No princípio não havia palavras, eram apenas coisas repousadas em um imenso precipício: ora ansiosas pelo despertar, ora desejosas pela continuidade do sono indescritível.
O arbítrio das coisas não seria violado ou preservado. Era apenas um registro da gênesis, do que seria alterado, mesmo quando conservado, pelo lançamento aleatório daquele menino dado ao mundo...
A imagem da floresta despertou o menino aninhado nas folhas secas que cobriam o chão. A sensação de abandono à própria sorte era algo de difícil digestão para aquele estômago imaturo de significar.
Era apenas uma gota de consciência de “eu” frágil diante da ausência do outro, capaz apenas de dar corpo ao eco abafado do que pulsava dentro do menino, mas que ainda não tinha nome.
Um tronco frondoso adormecia ao lado, representado o que para muitos seria conhecido como banco ou lenha, mas que naquele momento convidava apenas para um descanso universal.
O menino se ergueu, deixou para trás o que lhe cobria a nudez despercebida, assentou-se sobre o corpo morto de árvore sem se dar conta do imenso campo que o contornava. Sua atenção estava canalizada, como um caudaloso rio, na direção da floresta de oito grandes lados, semeada no centro do desconhecido, que posteriormente se convencionou como infinito.

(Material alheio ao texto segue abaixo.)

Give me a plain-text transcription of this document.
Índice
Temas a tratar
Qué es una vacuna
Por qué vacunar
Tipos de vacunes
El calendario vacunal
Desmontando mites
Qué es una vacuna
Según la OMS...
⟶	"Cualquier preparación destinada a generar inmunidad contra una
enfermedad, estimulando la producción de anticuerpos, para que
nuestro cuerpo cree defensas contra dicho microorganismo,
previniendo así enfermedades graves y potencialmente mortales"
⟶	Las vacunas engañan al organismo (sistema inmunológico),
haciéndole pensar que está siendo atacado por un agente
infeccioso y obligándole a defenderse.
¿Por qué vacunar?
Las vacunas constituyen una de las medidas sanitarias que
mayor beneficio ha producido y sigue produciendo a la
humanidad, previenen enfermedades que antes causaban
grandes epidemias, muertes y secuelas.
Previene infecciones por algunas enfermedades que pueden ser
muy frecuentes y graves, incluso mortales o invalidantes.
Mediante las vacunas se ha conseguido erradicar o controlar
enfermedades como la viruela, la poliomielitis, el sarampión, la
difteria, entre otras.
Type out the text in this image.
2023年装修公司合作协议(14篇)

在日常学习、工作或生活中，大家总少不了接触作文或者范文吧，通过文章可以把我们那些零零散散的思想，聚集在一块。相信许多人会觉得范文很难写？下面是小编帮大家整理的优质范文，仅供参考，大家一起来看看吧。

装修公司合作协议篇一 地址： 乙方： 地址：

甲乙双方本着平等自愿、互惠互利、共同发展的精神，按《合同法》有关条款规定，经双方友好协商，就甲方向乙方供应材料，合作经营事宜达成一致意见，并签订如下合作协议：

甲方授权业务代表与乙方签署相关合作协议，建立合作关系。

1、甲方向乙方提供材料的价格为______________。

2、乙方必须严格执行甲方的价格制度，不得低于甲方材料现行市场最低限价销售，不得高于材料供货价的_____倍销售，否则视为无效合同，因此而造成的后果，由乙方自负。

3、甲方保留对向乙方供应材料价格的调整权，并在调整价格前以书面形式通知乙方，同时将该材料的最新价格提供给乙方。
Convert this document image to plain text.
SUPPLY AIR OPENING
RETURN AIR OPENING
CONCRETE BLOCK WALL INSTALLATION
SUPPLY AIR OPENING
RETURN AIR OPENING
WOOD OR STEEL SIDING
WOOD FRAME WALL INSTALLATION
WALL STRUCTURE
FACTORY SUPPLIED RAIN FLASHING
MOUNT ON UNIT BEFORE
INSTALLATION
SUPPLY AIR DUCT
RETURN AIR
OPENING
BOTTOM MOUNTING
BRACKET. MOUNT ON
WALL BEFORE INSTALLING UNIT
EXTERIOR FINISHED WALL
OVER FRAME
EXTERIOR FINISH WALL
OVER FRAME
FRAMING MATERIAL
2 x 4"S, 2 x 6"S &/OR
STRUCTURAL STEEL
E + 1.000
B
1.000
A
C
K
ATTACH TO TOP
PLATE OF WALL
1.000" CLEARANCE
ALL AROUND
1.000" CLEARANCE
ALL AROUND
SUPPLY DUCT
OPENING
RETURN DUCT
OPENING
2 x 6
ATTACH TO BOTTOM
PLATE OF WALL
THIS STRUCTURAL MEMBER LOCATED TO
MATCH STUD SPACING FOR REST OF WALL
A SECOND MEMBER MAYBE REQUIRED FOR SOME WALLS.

Oito, seis ou nove lados não faziam diferença naquele instante em que parênteses cercavam simplesmente a floresta, em uma escolha binária e aleatória...
A criança ainda não dava nome às coisas e possivelmente envelheceria sem conhecer uma palavra apta a significar o desejo que lhe tomou o peito naquele momento, impulsionando suas pernas na direção da floresta... Cada passo verde era substituído por um passo robusto, em uma caminhada que adentrava o cercado de árvores.
O menino olhou para trás e se percebeu rodeado por árvores, rigorosamente ordenadas. Tamanha disciplina sufocava os pobres vegetais, que em um ato de protesto, lançavam-se retorcidos rumo ao firmamento, que naquele instante se vestia de branco.
Duas imagens sonoras se alternaram na mente do menino. A intensidade do som se transformou no que posteriormente seria definido como sílabas, vibrando na garganta infantil.
A floresta se prostou em um silêncio ainda mais profundo para ouvir, virgem, a manhã de seu primeiro som aleatório de significado: cedro...cedro, cedro, cedro...cedro,cedro...
Ainda era cedo para que os contornos daquelas palavras condensassem algum sentido, repetiam-se apenas em uma nuvem bruta e aleatória, umidificando a orgia inocente de cordas vocais e tímpanos.
Quanto mais os contornos da floresta se faziam nítidos, mais os detalhes se tornavam noite, até o ponto da escuridão inteira, transformando a brincadeira de luz sobre objetos anônimos, em um aflitivo mergulho na densidade do breu do ignorar. Era o centro da floresta de cedro, o que mais tarde seria lido como crença.
Amedrontado pela inversão da ordem entre luz e sombra, o menino teve o instinto de engatinhar, como se pés e mãos fossem capazes de tatear algum sentido ou saída. O quebradiço da folhagem seca deu lugar, gradativamente, ao lamacento, que abraçava forte feito gravidade ou gravidez.
Naquela bola negra e úmida, de incerteza e não pensar, o menino dormiu, permanecendo desperto. Seu corpo lhe dizia que ainda era cedo. Um envolto caótico de significados distribuídos em pequenos nódulos nos troncos das árvores incomodava os sonhos...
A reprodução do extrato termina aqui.